Kürt hareketi için seneler senesi "dağdan inin gelin mecliste
siyaset yapın! Ne diyorsanız mecliste dile getirin!" dedik. Bunu
gerek biz sütun sahibi yazarlar ve gerekse parti sözcüleri
tekrarladık.
Bu hareket ise iki yol takip ediyordu:
Biri terör, diğeri mecliste temsilcilerinin olması. Hareketin
siyasi kanadı çok parti adı altında toplandı. Kapatıldıkça veya
kendi istekleriyle kapattıkça farklı bir isim aldılar. HDP son isim
midir bilmiyoruz? Bu insanlar, milletvekili seçimlerine parti
olarak girmeyi göze alamadılar. 12 Eylül rejiminin mahsulü yüzde 10
barajı mevcuttu. Engeli, kendi buluşları olan bir yolla aştılar.

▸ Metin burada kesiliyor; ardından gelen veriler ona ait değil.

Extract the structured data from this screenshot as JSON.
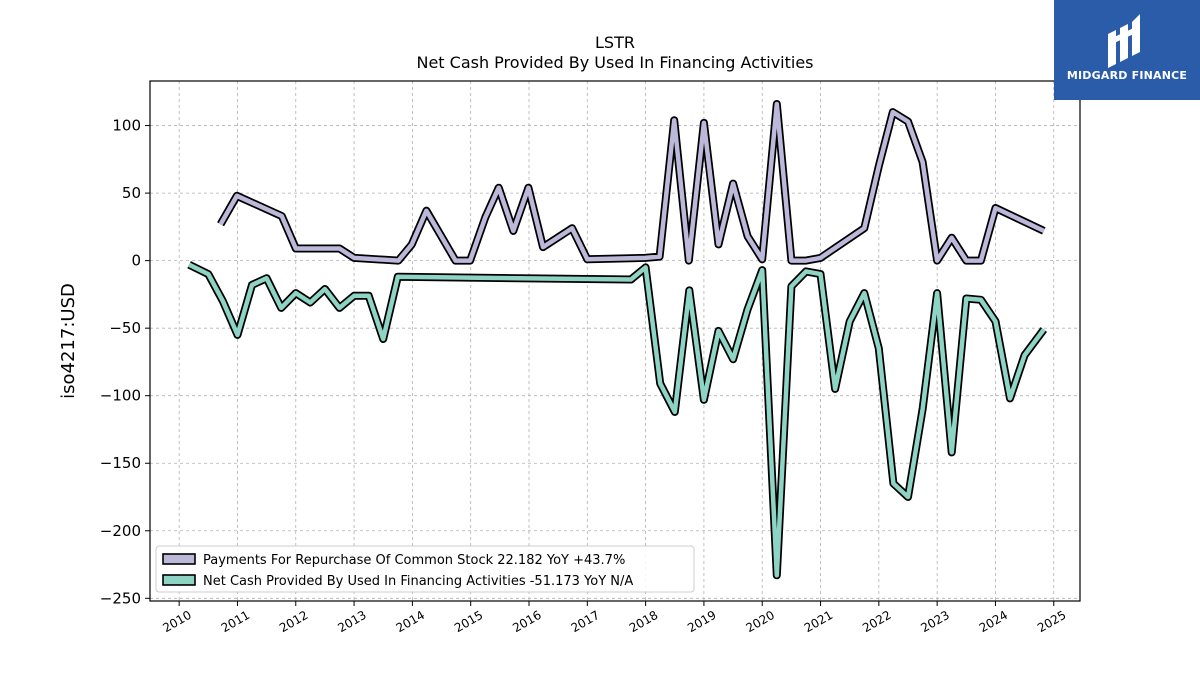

Bağımsız aday olarak seçimlere girip daha sonra partilerini meclise
taşıdılar.
Bu hikâye, 10 Ağustos 2014 Cumhurbaşkanlığı seçimine kadar böyle
sürdü. O tarihte cumhurbaşkanını ilk defa halk seçecekti. 3 adaydan
biri de HDP genel başkanı Selahattin Demirtaş'tı. Sn Demirtaş,
Cumhurbaşkanlığına aday olmuş, Türkiye'nin başına geçmek için
halkın rızasını istemekteydi. Bu sebeple yurdun her yerinde
mitingler yapabildi. Nitekim belki tahmin bile edemedikleri bir
yüzde ile 9.76 oy aldı. Baraj kapısına dayanmış olmak, HDP'yi
yüreklendirdi. 7 Haziran 2015 seçimlerine bağımsız adaylarla değil,
parti olarak gireceklerini açıkladılar. Bu açıklama, evvela
tereddütle karşılandı. Barajı aşma kaygısından dolayı
vazgeçebilecekleri tahminleri dile geldi.